Virtually all New World wines are labelled with the name of the grape as the most prominent item. That is not so for European wines, with the exception of Alsace. This state of affairs is at last changing, but only for the least expensive wines.
Previously, and even now for the classic wines, European wines have been labelled by region, domain or estate, producer and shipper. Very often there is no indication at all of the grape type (or combination). What is Chassagne-Montrachet? Actually a superb Chardonnay from Burgundy, but it won’t say Chardonnay on the label and Burgundy will be unreadably small. What is Chateau Latour? Actually a blend, mostly Cabernet Sauvignon, from Bordeaux and again no such indication on the label.
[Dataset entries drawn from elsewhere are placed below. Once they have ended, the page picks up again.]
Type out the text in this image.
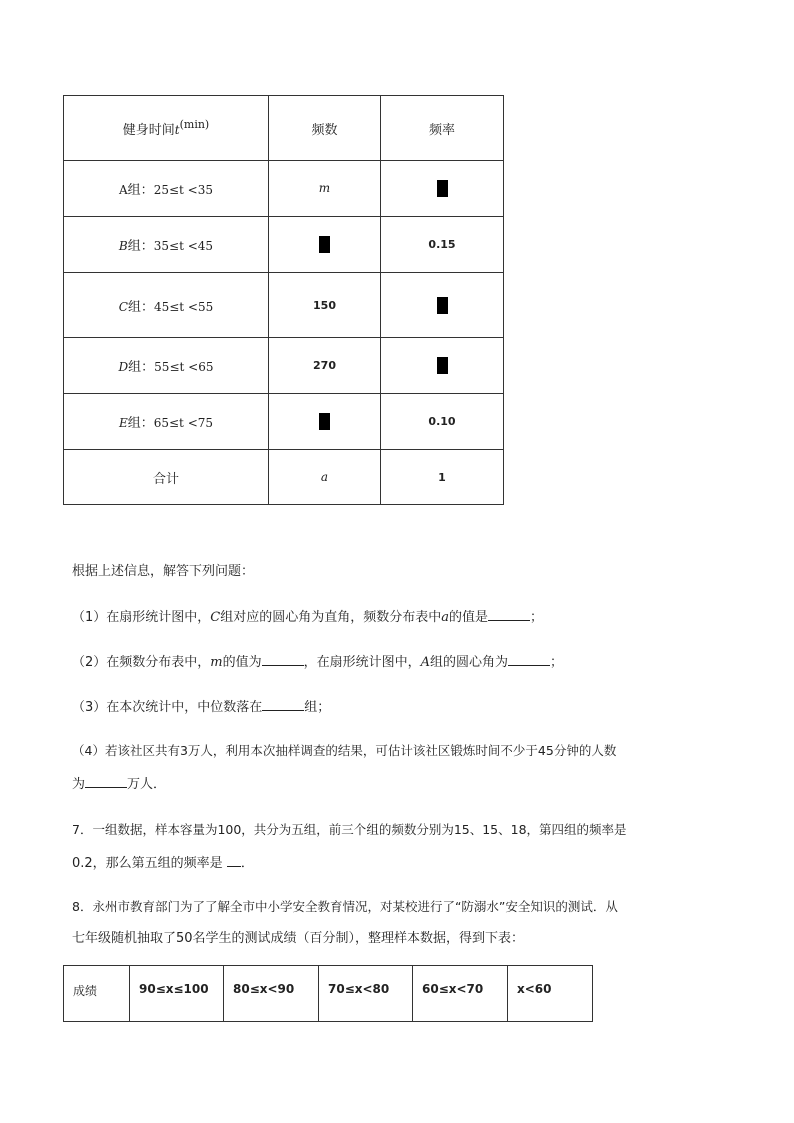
健身时间$t^{(min)}$	频数	频率
A组：25≤t <35	m	
B组：35≤t <45		0.15
C组：45≤t <55	150	
D组：55≤t <65	270	
E组：65≤t <75		0.10
合计	a	1
根据上述信息，解答下列问题：
（1）在扇形统计图中，C组对应的圆心角为直角，频数分布表中a的值是	；
（2）在频数分布表中，m的值为	，在扇形统计图中，A组的圆心角为	；
（3）在本次统计中，中位数落在	组；
（4）若该社区共有3万人，利用本次抽样调查的结果，可估计该社区锻炼时间不少于45分钟的人数
为	万人．
7．一组数据，样本容量为100，共分为五组，前三个组的频数分别为15、15、18，第四组的频率是
0.2，那么第五组的频率是 ．
8．永州市教育部门为了了解全市中小学安全教育情况，对某校进行了“防溺水”安全知识的测试．从
七年级随机抽取了50名学生的测试成绩（百分制），整理样本数据，得到下表：
成绩	90≤x≤100	80≤x<90	70≤x<80	60≤x<70	x<60
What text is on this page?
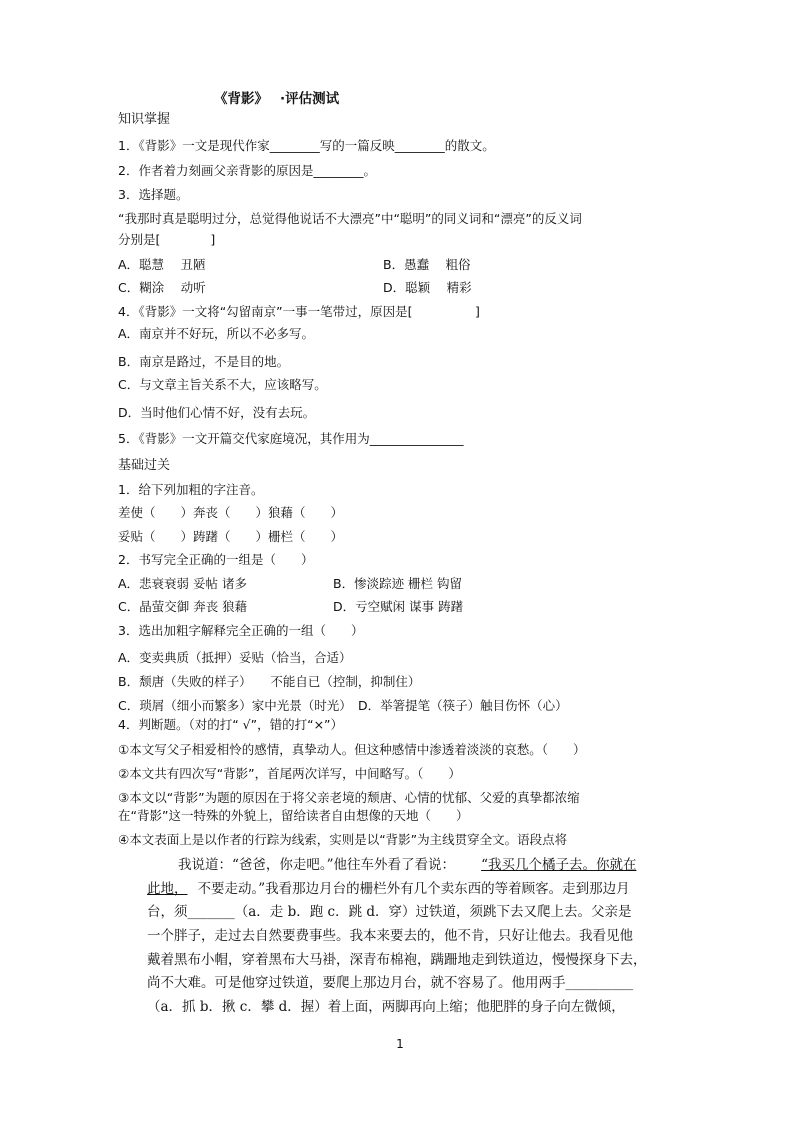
《背影》 ·评估测试
知识掌握
1．《背影》一文是现代作家________写的一篇反映________的散文。
2．作者着力刻画父亲背影的原因是________。
3．选择题。
“我那时真是聪明过分，总觉得他说话不大漂亮”中“聪明”的同义词和“漂亮”的反义词
分别是[　　　　]
A．聪慧　 丑陋	B．愚蠢　 粗俗
C．糊涂　 动听	D．聪颖　 精彩
4．《背影》一文将“勾留南京”一事一笔带过，原因是[　　　　　]
A．南京并不好玩，所以不必多写。
B．南京是路过，不是目的地。
C．与文章主旨关系不大，应该略写。
D．当时他们心情不好，没有去玩。
5．《背影》一文开篇交代家庭境况，其作用为_______________
基础过关
1．给下列加粗的字注音。
差使（　　）奔丧（　　）狼藉（　　）
妥贴（　　）踌躇（　　）栅栏（　　）
2．书写完全正确的一组是（　　）
A．悲衰衰弱 妥帖 诸多	B．惨淡踪迹 栅栏 钩留
C．晶萤交御 奔丧 狼藉	D．亏空赋闲 谋事 踌躇
3．选出加粗字解释完全正确的一组（　　）
A．变卖典质（抵押）妥贴（恰当，合适）
B．颓唐（失败的样子）　　不能自已（控制，抑制住）
C．琐屑（细小而繁多）家中光景（时光）　D．举箸提笔（筷子）触目伤怀（心）
4．判断题。（对的打“ √”，错的打“×”）
①本文写父子相爱相怜的感情，真挚动人。但这种感情中渗透着淡淡的哀愁。（　　）
②本文共有四次写“背影”，首尾两次详写，中间略写。（　　）
③本文以“背影”为题的原因在于将父亲老境的颓唐、心情的忧郁、父爱的真挚都浓缩
在“背影”这一特殊的外貌上，留给读者自由想像的天地（　　）
④本文表面上是以作者的行踪为线索，实则是以“背影”为主线贯穿全文。语段点将
我说道：“爸爸，你走吧。”他往车外看了看说： “我买几个橘子去。你就在
此地， 不要走动。”我看那边月台的栅栏外有几个卖东西的等着顾客。走到那边月
台，须_______（a．走 b．跑 c．跳 d．穿）过铁道，须跳下去又爬上去。父亲是
一个胖子，走过去自然要费事些。我本来要去的，他不肯，只好让他去。我看见他
戴着黑布小帽，穿着黑布大马褂，深青布棉袍，蹒跚地走到铁道边，慢慢探身下去，
尚不大难。可是他穿过铁道，要爬上那边月台，就不容易了。他用两手__________
（a．抓 b．揪 c．攀 d．握）着上面，两脚再向上缩；他肥胖的身子向左微倾，
1
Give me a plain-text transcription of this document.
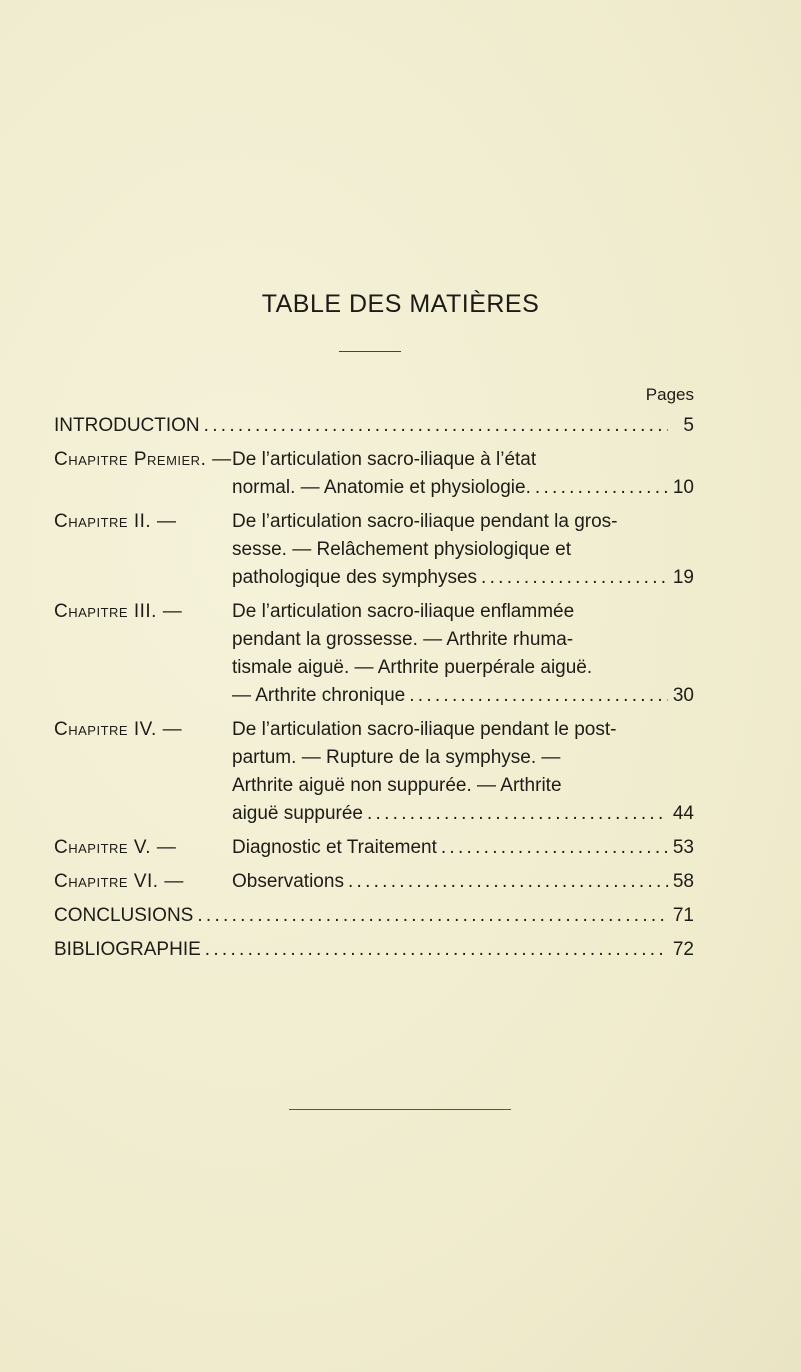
TABLE DES MATIÈRES
Pages
INTRODUCTION . . .	5
Chapitre Premier. — De l’articulation sacro-iliaque à l’état
normal. — Anatomie et physiologie. . . .	10
Chapitre II. —	De l’articulation sacro-iliaque pendant la gros-
sesse. — Relâchement physiologique et
pathologique des symphyses . . .	19
Chapitre III. —	De l’articulation sacro-iliaque enflammée
pendant la grossesse. — Arthrite rhuma-
tismale aiguë. — Arthrite puerpérale aiguë.
— Arthrite chronique . . .	30
Chapitre IV. —	De l’articulation sacro-iliaque pendant le post-
partum. — Rupture de la symphyse. —
Arthrite aiguë non suppurée. — Arthrite
aiguë suppurée . . .	44
Chapitre V. —	Diagnostic et Traitement . . .	53
Chapitre VI. —	Observations . . .	58
CONCLUSIONS . . .	71
BIBLIOGRAPHIE . . .	72
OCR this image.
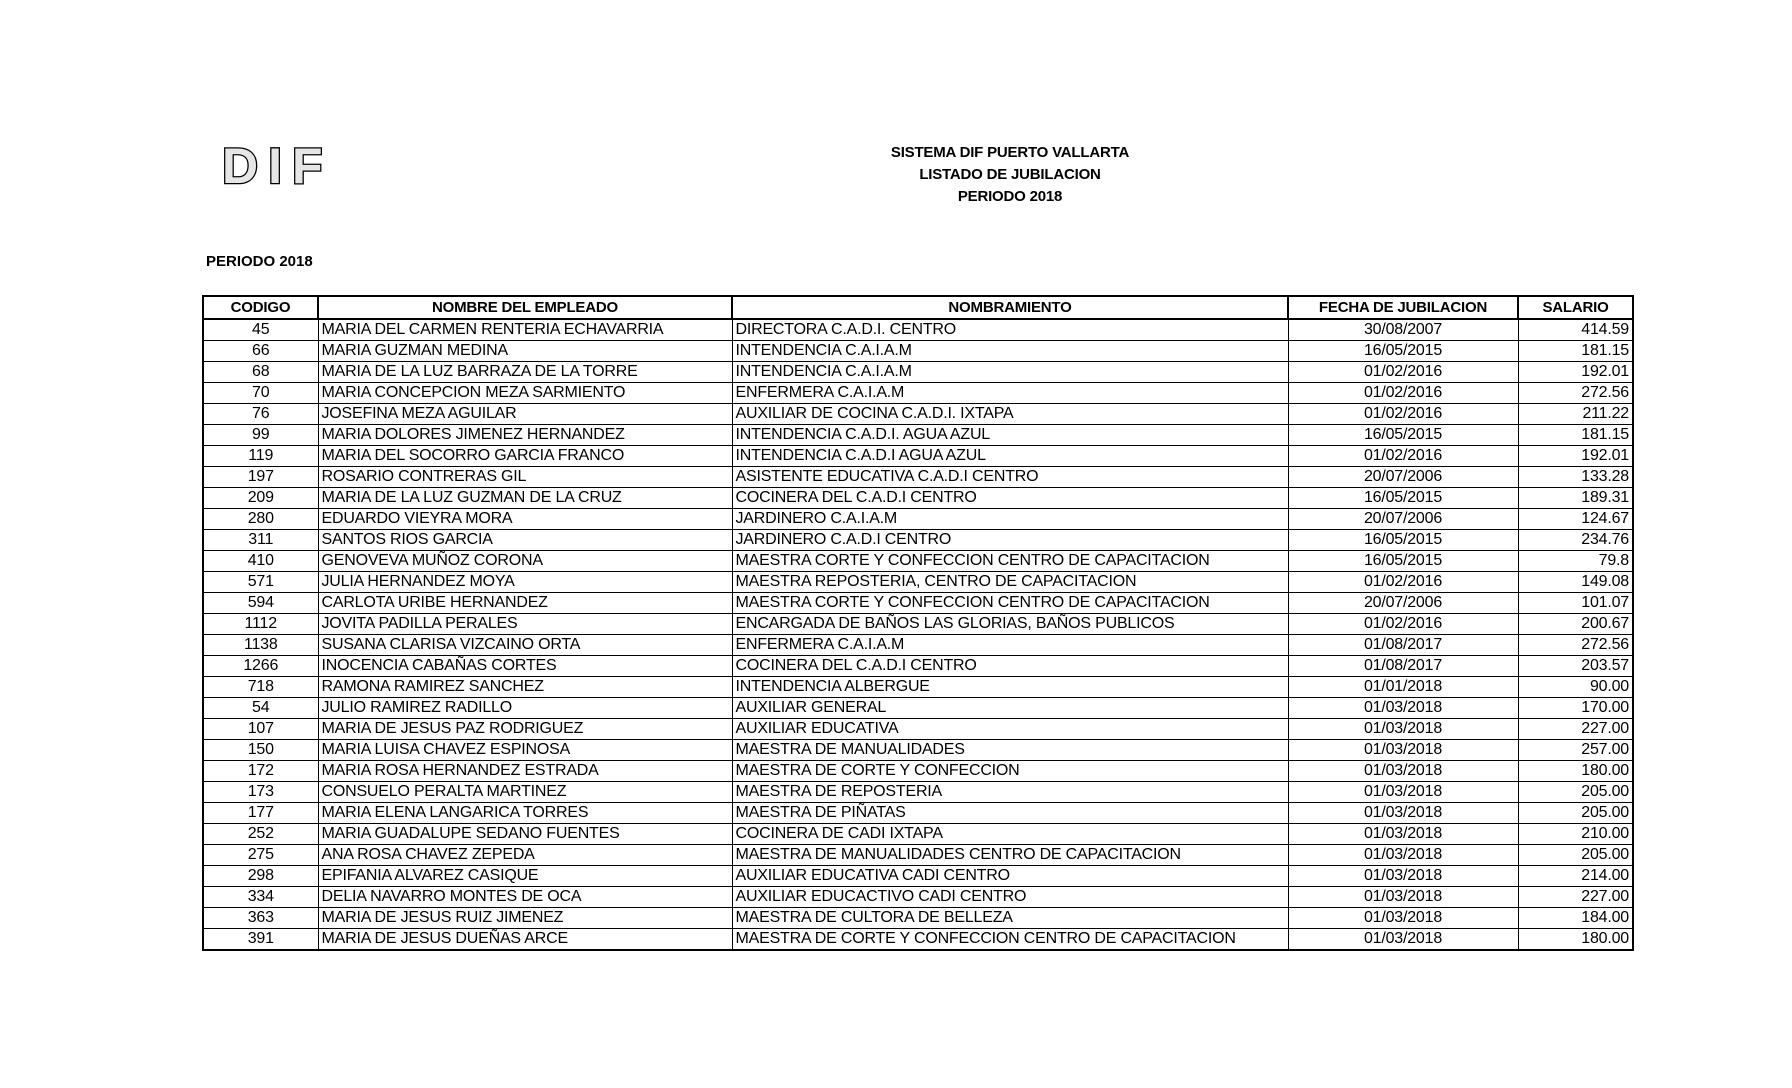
DIF	SISTEMA DIF PUERTO VALLARTA
LISTADO DE JUBILACION
PERIODO 2018
PERIODO 2018
CODIGO	NOMBRE DEL EMPLEADO	NOMBRAMIENTO	FECHA DE JUBILACION	SALARIO
45	MARIA DEL CARMEN RENTERIA ECHAVARRIA	DIRECTORA C.A.D.I. CENTRO	30/08/2007	414.59
66	MARIA GUZMAN MEDINA	INTENDENCIA C.A.I.A.M	16/05/2015	181.15
68	MARIA DE LA LUZ BARRAZA DE LA TORRE	INTENDENCIA C.A.I.A.M	01/02/2016	192.01
70	MARIA CONCEPCION MEZA SARMIENTO	ENFERMERA C.A.I.A.M	01/02/2016	272.56
76	JOSEFINA MEZA AGUILAR	AUXILIAR DE COCINA C.A.D.I. IXTAPA	01/02/2016	211.22
99	MARIA DOLORES JIMENEZ HERNANDEZ	INTENDENCIA C.A.D.I. AGUA AZUL	16/05/2015	181.15
119	MARIA DEL SOCORRO GARCIA FRANCO	INTENDENCIA C.A.D.I AGUA AZUL	01/02/2016	192.01
197	ROSARIO CONTRERAS GIL	ASISTENTE EDUCATIVA C.A.D.I CENTRO	20/07/2006	133.28
209	MARIA DE LA LUZ GUZMAN DE LA CRUZ	COCINERA DEL C.A.D.I CENTRO	16/05/2015	189.31
280	EDUARDO VIEYRA MORA	JARDINERO C.A.I.A.M	20/07/2006	124.67
311	SANTOS RIOS GARCIA	JARDINERO C.A.D.I CENTRO	16/05/2015	234.76
410	GENOVEVA MUÑOZ CORONA	MAESTRA CORTE Y CONFECCION CENTRO DE CAPACITACION	16/05/2015	79.8
571	JULIA HERNANDEZ MOYA	MAESTRA REPOSTERIA, CENTRO DE CAPACITACION	01/02/2016	149.08
594	CARLOTA URIBE HERNANDEZ	MAESTRA CORTE Y CONFECCION CENTRO DE CAPACITACION	20/07/2006	101.07
1112	JOVITA PADILLA PERALES	ENCARGADA DE BAÑOS LAS GLORIAS, BAÑOS PUBLICOS	01/02/2016	200.67
1138	SUSANA CLARISA VIZCAINO ORTA	ENFERMERA C.A.I.A.M	01/08/2017	272.56
1266	INOCENCIA CABAÑAS CORTES	COCINERA DEL C.A.D.I CENTRO	01/08/2017	203.57
718	RAMONA RAMIREZ SANCHEZ	INTENDENCIA ALBERGUE	01/01/2018	90.00
54	JULIO RAMIREZ RADILLO	AUXILIAR GENERAL	01/03/2018	170.00
107	MARIA DE JESUS PAZ RODRIGUEZ	AUXILIAR EDUCATIVA	01/03/2018	227.00
150	MARIA LUISA CHAVEZ ESPINOSA	MAESTRA DE MANUALIDADES	01/03/2018	257.00
172	MARIA ROSA HERNANDEZ ESTRADA	MAESTRA DE CORTE Y CONFECCION	01/03/2018	180.00
173	CONSUELO PERALTA MARTINEZ	MAESTRA DE REPOSTERIA	01/03/2018	205.00
177	MARIA ELENA LANGARICA TORRES	MAESTRA DE PIÑATAS	01/03/2018	205.00
252	MARIA GUADALUPE SEDANO FUENTES	COCINERA DE CADI IXTAPA	01/03/2018	210.00
275	ANA ROSA CHAVEZ ZEPEDA	MAESTRA DE MANUALIDADES CENTRO DE CAPACITACION	01/03/2018	205.00
298	EPIFANIA ALVAREZ CASIQUE	AUXILIAR EDUCATIVA CADI CENTRO	01/03/2018	214.00
334	DELIA NAVARRO MONTES DE OCA	AUXILIAR EDUCACTIVO CADI CENTRO	01/03/2018	227.00
363	MARIA DE JESUS RUIZ JIMENEZ	MAESTRA DE CULTORA DE BELLEZA	01/03/2018	184.00
391	MARIA DE JESUS DUEÑAS ARCE	MAESTRA DE CORTE Y CONFECCION CENTRO DE CAPACITACION	01/03/2018	180.00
And it isn’t only the French; what is Piesporter Michelsberg? It goes on. There are thousands of these names – 10,000 Chateaux in 57 Appellations in the Bordeaux region alone. No wonder people find choosing wine difficult; less wonder that continental Europeans wonder why their wine exports have fallen.
In the pages of this section I will focus on the type of grape and explain what labels it might hide behind. However some of the most important wine styles are blends of grape varieties and I include some of these. Knowing the character of each constituent grape helps you appreciate these wines.
I shall concentrate on French wines because (a) they are the archetypes on which New World wines are based, and (b) they are made for drinking with food, indoors, in a climate rather like ours in the UK. However I shall not be exclusive, other nations will get a look in.